Nestes anos em que a perspectiva da morte nunca derrubou o seu intelecto nem a capacidade de apreciar a vida e todas as suas ironias, James manteve-se bastante activo, publicando ensaios, traduções e reuniões de poemas, e  foi até mantendo crónicas nos jornais, como a Reports of my Death, que escreveu até 2017, no The Guardian, e onde falou das atribulações de um homem definhando sem perder o humor. Nessa coluna revelou que teve um leitor que lhe escreveu a queixar-se pelo facto de ele continuar vivo depois de ter arrancado tantas vezes as penas do que se esperava que fosse o seu canto de cisne. Em 2014, publicou o aclamado poema de despedida Japanese Maple, que, com o passar do tempo veio a tornar-se motivo de embaraço, como aquele moribundo que, com a família de volta do leito, diz: «É agora… Vem aí a grande coisa.» E fecha os olhos. Há um silêncio, os familiares debruçam-se sobre ele, e ainda que contenha a respiração por um momento, o moribundo vê-se forçado a mandar todos para casa: «Afinal, não. Ainda aqui estou.»

À medida que as semanas davam em meses e estes se desdobravam em anos, as notícias da sua tão frágil saúde levaram a imprensa mundial a dar-lhe os últimos ritos; desde entrevistas de vida, notas acompanhando  a evolução do estado clínico com a voz tremida e, uma vez que a doença o impossibilitou de visitar o seu país natal, da Austrália veio tudo o que era jornalista desses que fazem a caderneta das lendas. Para se livrar do embaraço, nos momentos de convalescença, James oferecia conselhos aos jornalistas sobre como escreverem o seu obituário, lembrando que no que respeita a dados biográficos é importante levar em conta que «manter a coisa sucinta é o que se recomenda, e, se der para resumir tudo numa frase, ainda melhor».

Seguindo a sua orientação, não nos parece tão relevante determo-nos no seu percurso como lembrar outro dos seus ditos espirituosos: «Senso comum e sentido de humor são uma e a mesma coisa, a velocidade a que se movem é que os diferencia. O sentido de humor não é mais que o senso comum, mas a dançar.»

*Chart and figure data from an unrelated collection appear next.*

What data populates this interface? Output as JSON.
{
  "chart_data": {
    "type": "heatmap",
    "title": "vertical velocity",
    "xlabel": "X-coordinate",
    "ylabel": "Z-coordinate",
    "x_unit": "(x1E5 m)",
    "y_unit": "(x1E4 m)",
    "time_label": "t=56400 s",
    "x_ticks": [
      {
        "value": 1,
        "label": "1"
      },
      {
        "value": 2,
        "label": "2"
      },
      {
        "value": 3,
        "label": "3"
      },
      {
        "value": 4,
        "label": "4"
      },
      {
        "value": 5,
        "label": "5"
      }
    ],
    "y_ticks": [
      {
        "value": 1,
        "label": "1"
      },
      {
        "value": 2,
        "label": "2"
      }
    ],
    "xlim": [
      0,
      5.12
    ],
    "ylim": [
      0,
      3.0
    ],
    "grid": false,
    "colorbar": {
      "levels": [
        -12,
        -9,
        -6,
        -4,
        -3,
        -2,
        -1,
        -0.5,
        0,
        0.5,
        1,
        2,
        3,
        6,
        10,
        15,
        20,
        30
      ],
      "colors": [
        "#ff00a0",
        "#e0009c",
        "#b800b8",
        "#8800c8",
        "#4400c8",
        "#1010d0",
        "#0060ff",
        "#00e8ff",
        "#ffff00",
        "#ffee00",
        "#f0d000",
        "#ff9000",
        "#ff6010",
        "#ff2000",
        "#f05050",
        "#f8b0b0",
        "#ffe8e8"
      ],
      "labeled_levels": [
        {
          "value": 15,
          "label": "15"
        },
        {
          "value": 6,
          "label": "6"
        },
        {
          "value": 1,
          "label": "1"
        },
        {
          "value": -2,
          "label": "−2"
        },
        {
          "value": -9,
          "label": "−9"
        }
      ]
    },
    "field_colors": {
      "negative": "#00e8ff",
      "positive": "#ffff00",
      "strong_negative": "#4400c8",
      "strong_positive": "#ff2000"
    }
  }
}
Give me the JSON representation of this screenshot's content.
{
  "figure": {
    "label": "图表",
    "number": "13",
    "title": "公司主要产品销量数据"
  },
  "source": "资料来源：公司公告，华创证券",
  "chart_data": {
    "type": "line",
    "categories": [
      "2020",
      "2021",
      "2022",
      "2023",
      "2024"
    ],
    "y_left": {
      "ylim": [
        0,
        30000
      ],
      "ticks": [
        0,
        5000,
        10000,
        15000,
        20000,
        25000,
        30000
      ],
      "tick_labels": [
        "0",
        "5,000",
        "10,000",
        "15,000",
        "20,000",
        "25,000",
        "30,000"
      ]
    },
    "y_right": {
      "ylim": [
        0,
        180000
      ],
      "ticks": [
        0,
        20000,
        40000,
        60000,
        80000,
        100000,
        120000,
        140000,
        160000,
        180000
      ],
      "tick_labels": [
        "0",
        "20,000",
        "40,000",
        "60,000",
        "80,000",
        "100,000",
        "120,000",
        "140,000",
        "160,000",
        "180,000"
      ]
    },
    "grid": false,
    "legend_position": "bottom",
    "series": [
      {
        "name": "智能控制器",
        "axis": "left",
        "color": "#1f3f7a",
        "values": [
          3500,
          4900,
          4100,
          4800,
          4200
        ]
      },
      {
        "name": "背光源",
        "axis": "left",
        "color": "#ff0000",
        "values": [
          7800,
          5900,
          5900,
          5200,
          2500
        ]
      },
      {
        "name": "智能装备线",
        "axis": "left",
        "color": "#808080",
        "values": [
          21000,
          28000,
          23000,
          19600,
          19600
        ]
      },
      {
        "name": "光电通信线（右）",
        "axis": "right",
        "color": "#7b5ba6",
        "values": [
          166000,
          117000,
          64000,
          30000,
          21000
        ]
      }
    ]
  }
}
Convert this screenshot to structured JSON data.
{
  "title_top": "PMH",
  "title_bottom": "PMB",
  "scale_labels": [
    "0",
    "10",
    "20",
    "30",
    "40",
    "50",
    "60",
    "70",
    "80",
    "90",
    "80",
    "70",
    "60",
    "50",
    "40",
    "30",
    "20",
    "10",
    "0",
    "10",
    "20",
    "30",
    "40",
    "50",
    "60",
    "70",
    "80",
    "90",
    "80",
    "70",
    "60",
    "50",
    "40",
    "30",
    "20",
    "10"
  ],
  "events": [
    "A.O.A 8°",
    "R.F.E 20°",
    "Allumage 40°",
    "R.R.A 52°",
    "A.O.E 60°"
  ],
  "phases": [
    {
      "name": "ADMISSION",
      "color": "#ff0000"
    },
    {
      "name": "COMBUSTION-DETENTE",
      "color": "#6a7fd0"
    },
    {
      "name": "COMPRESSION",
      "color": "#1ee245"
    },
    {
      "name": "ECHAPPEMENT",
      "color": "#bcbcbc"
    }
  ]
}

Não deixa de ser importante saber que James atribuía à morte do pai, Albert, quando tinha apenas seis anos, e à dor que trancou a sua mãe na viuvez, um papel crucial no seu desejo de vingar essas duas vidas interrompidas, e como isto o levou a lançar-se sobre o mundo com uma urgência fenomenal. Num dos seus poemas conta a viagem que fez a Hong Kong para visitar o túmulo no cemitério da guerra em Chai Wan. Albert morreu quando o avião que iria trazê-lo de volta a casa se despenhou em Taiwan, isto depois de ter sobrevivido a um campo de prisioneiros de guerra e a um outro de trabalhos forçados. «Estou a tentar viver a vida que eles poderiam ter tido», disse James numa entrevista, em 2009. «É a minha forma de tentar retribuir-lhes pela vida que me deram. Chego a desprezar a sorte, do tanto que esta me foi dada.»

Nascido Vivian James, em 1939, em Sidney, de tanto ser gozado pelo seu nome de baptismo, demasiado feminino, a mãe não se importou quando preferiu trocá-lo por Clive. Desde cedo se fez notar com os artigos de crítica em revistas literárias, e tendo ido viver para Londres no início da década de 1960, não demorou a cativar os leitores com a sua abordagem salutarmente malcriada, isto num tempo em que dar provas de inteligência era em si mesmo uma forma de ousadia. Malhava forte e feio nos livros e autores de que não gostava, sendo impiedoso mas extremamente divertido. Certa vez escreveu: «Eis um livro tão aborrecido que um dervixe volantim poderia lê-lo para chamar o sono e adormecer sobre as suas páginas. Se o leitor se dispuser a recitar uma só destas páginas ao ar livre, o mais certo é que os pássaros despenquem dos céus e os cães caiam para o lado, mortos.»